According to the report, “browsers use PRNG to generate the ‘client random’ sequence for the network packet at the very beginning of the TLS handshake. Reductor adds encrypted unique hardware- and software-based identifiers for the victims to this ‘client random’ field. In order to patch the system’s PRNG functions, the developers used a small embedded Intel instruction length disassembler.”

Reductor adds its own ‘victim id’ inside TLS packets which allows the bad actor to receive all information and actions performed with the browser. As per report, this ‘fingerprinting’ technique works as follows:

  • The first four-byte hash (cert_hash) is built using all of Reductor's digital certificates. For each of them, the hash's initial value is the X509 version number. Then they are sequentially XORed with all four-byte values from the serial number. All the counted hashes are XOR-ed with each other to build the final one. The operators know this value for every victim, because it's built using their digital certificates.

  • The second four-byte hash (hwid_hash) is based on the target's hardware properties: SMBIOS date and version, Video BIOS date and version and hard drive volume ID. The operators know this value for every victim because it's used for the C2 communication protocol.

  • The latter three fields are encrypted using the first four bytes - initial PRN XOR key. At every round, the XOR key changes with the MUL 0x48C27395 MOD 0x7FFFFFFF algorithm. As a result, the bytes remain pseudo random, but with the unique host ID encrypted inside.

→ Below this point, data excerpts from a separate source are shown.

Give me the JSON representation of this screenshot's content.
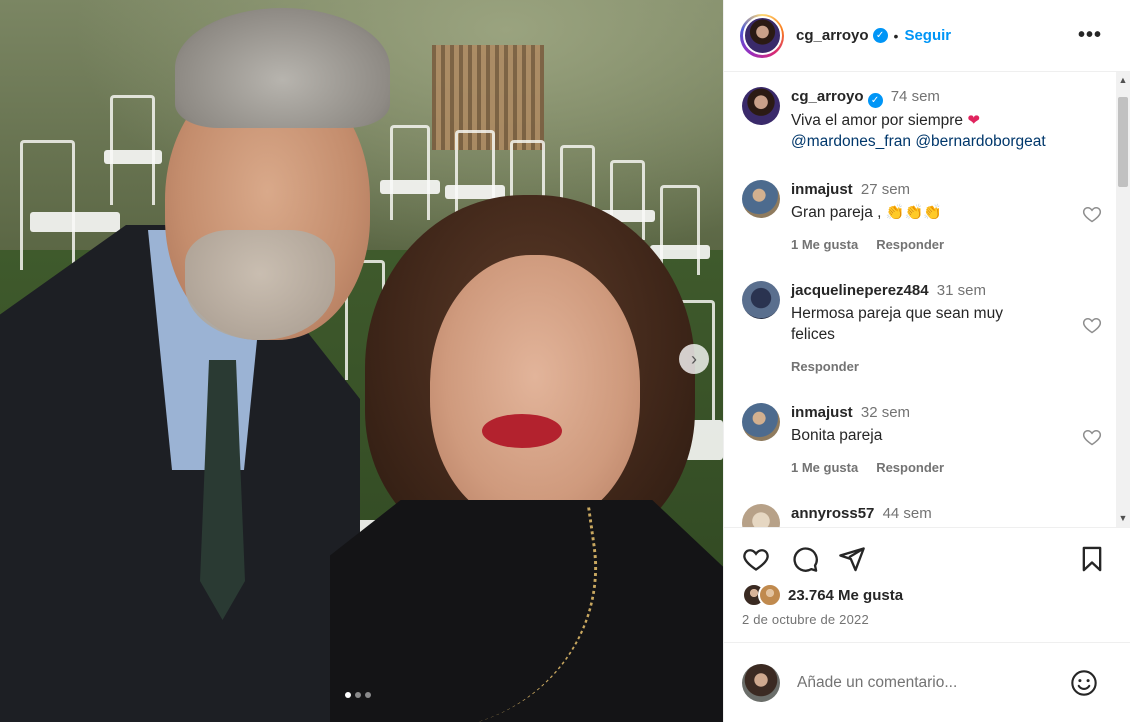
{
  "post": {
    "carousel": {
      "slides_total": 3,
      "active_index": 0
    },
    "next_icon": "chevron-right-icon"
  },
  "header": {
    "username": "cg_arroyo",
    "separator": "•",
    "follow_label": "Seguir",
    "more_label": "•••"
  },
  "caption": {
    "username": "cg_arroyo",
    "time": "74 sem",
    "text": "Viva el amor por siempre",
    "emoji": "❤",
    "mentions": [
      "@mardones_fran",
      "@bernardoborgeat"
    ]
  },
  "comments": [
    {
      "username": "inmajust",
      "time": "27 sem",
      "text": "Gran pareja ,",
      "emoji": "👏👏👏",
      "likes_label": "1 Me gusta",
      "reply_label": "Responder"
    },
    {
      "username": "jacquelineperez484",
      "time": "31 sem",
      "text": "Hermosa pareja que sean muy felices",
      "reply_label": "Responder"
    },
    {
      "username": "inmajust",
      "time": "32 sem",
      "text": "Bonita pareja",
      "likes_label": "1 Me gusta",
      "reply_label": "Responder"
    },
    {
      "username": "annyross57",
      "time": "44 sem"
    }
  ],
  "actions": {
    "like_icon": "heart-outline-icon",
    "comment_icon": "speech-bubble-icon",
    "share_icon": "paper-plane-icon",
    "save_icon": "bookmark-icon"
  },
  "likes": {
    "text": "23.764 Me gusta"
  },
  "date": "2 de octubre de 2022",
  "composer": {
    "placeholder": "Añade un comentario...",
    "emoji_icon": "smiley-icon"
  },
  "colors": {
    "link": "#0095f6",
    "mention": "#00376b",
    "muted": "#737373",
    "text": "#262626"
  }
}
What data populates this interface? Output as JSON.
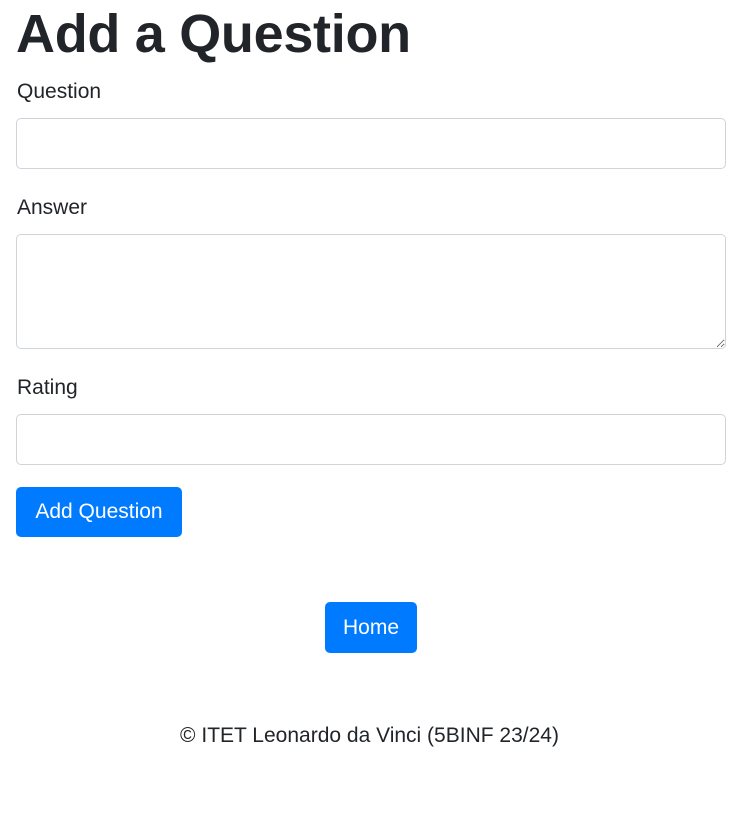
{
  "page": {
    "title": "Add a Question"
  },
  "form": {
    "question": {
      "label": "Question",
      "value": "",
      "placeholder": ""
    },
    "answer": {
      "label": "Answer",
      "value": "",
      "placeholder": ""
    },
    "rating": {
      "label": "Rating",
      "value": "",
      "placeholder": ""
    },
    "submit_label": "Add Question"
  },
  "nav": {
    "home_label": "Home"
  },
  "footer": {
    "text": "© ITET Leonardo da Vinci (5BINF 23/24)"
  },
  "colors": {
    "primary": "#007bff",
    "text": "#212529",
    "input_border": "#ced4da"
  }
}
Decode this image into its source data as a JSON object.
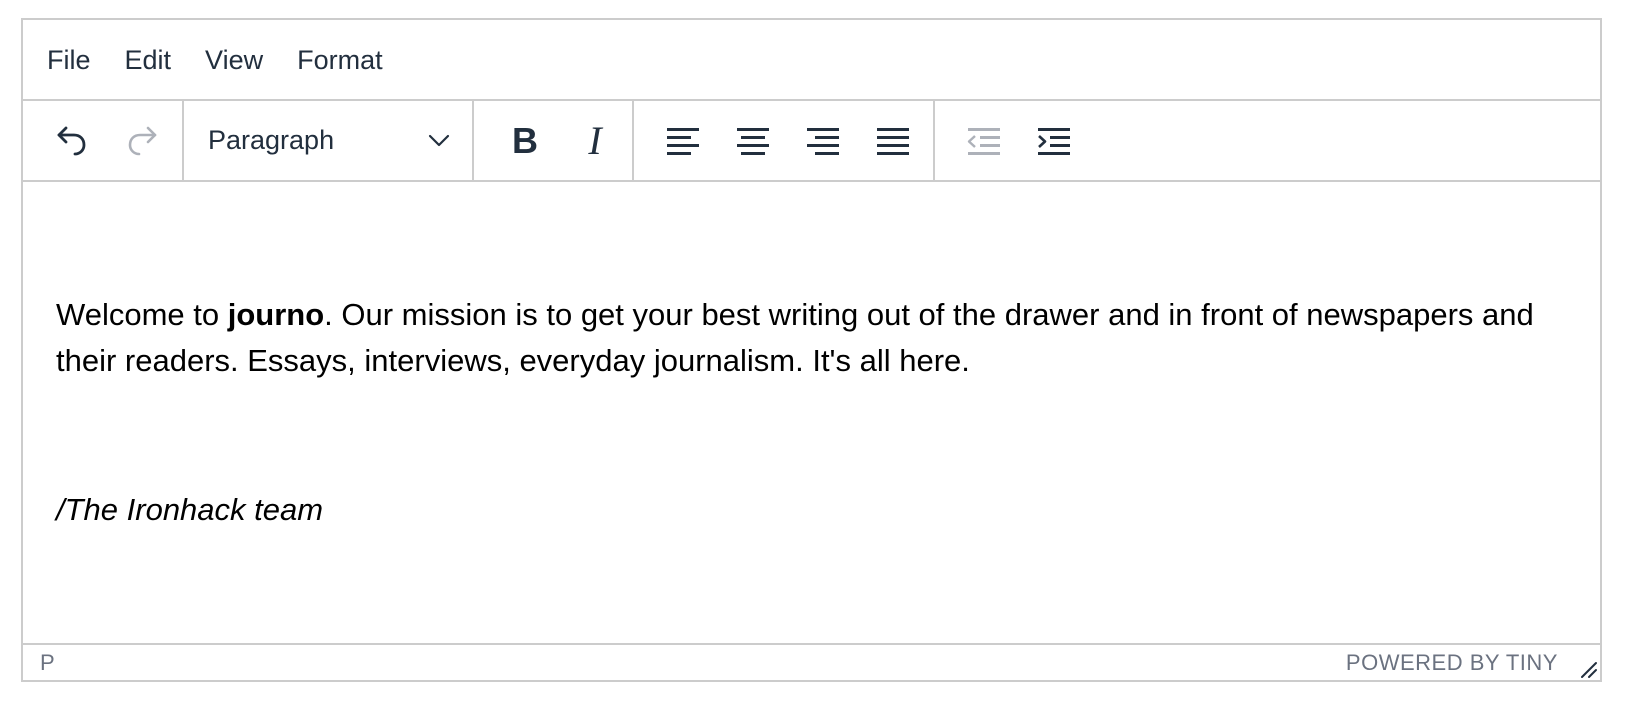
{
  "menubar": {
    "items": [
      {
        "label": "File"
      },
      {
        "label": "Edit"
      },
      {
        "label": "View"
      },
      {
        "label": "Format"
      }
    ]
  },
  "toolbar": {
    "history": {
      "undo_icon": "undo-icon",
      "redo_icon": "redo-icon",
      "redo_disabled": true
    },
    "blocks": {
      "selected": "Paragraph",
      "chevron_icon": "chevron-down-icon"
    },
    "format": {
      "bold_glyph": "B",
      "italic_glyph": "I"
    },
    "align": {
      "icons": [
        "align-left-icon",
        "align-center-icon",
        "align-right-icon",
        "align-justify-icon"
      ]
    },
    "indent": {
      "outdent_icon": "outdent-icon",
      "indent_icon": "indent-icon",
      "outdent_disabled": true
    }
  },
  "content": {
    "paragraph": {
      "before": "Welcome to ",
      "bold": "journo",
      "after": ". Our mission is to get your best writing out of the drawer and in front of newspapers and their readers. Essays, interviews, everyday journalism. It's all here."
    },
    "signature": "/The Ironhack team"
  },
  "statusbar": {
    "path": "P",
    "branding": "POWERED BY TINY",
    "resize_icon": "resize-handle-icon"
  },
  "colors": {
    "border": "#cccccc",
    "text": "#222f3e",
    "content_text": "#000000",
    "status_text": "#6b7280"
  }
}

“Turla has in the past shown many innovative ways to accomplish its goals, such as using hijacked satellite infrastructure. This time, if we’re right that Turla is the actor behind this new wave of attacks, then with Reductor it has implemented a very interesting way to mark a host’s encrypted TLS traffic by patching the browser without parsing network packets. The victimology for this new campaign aligns with previous Turla interests,” the researchers concluded.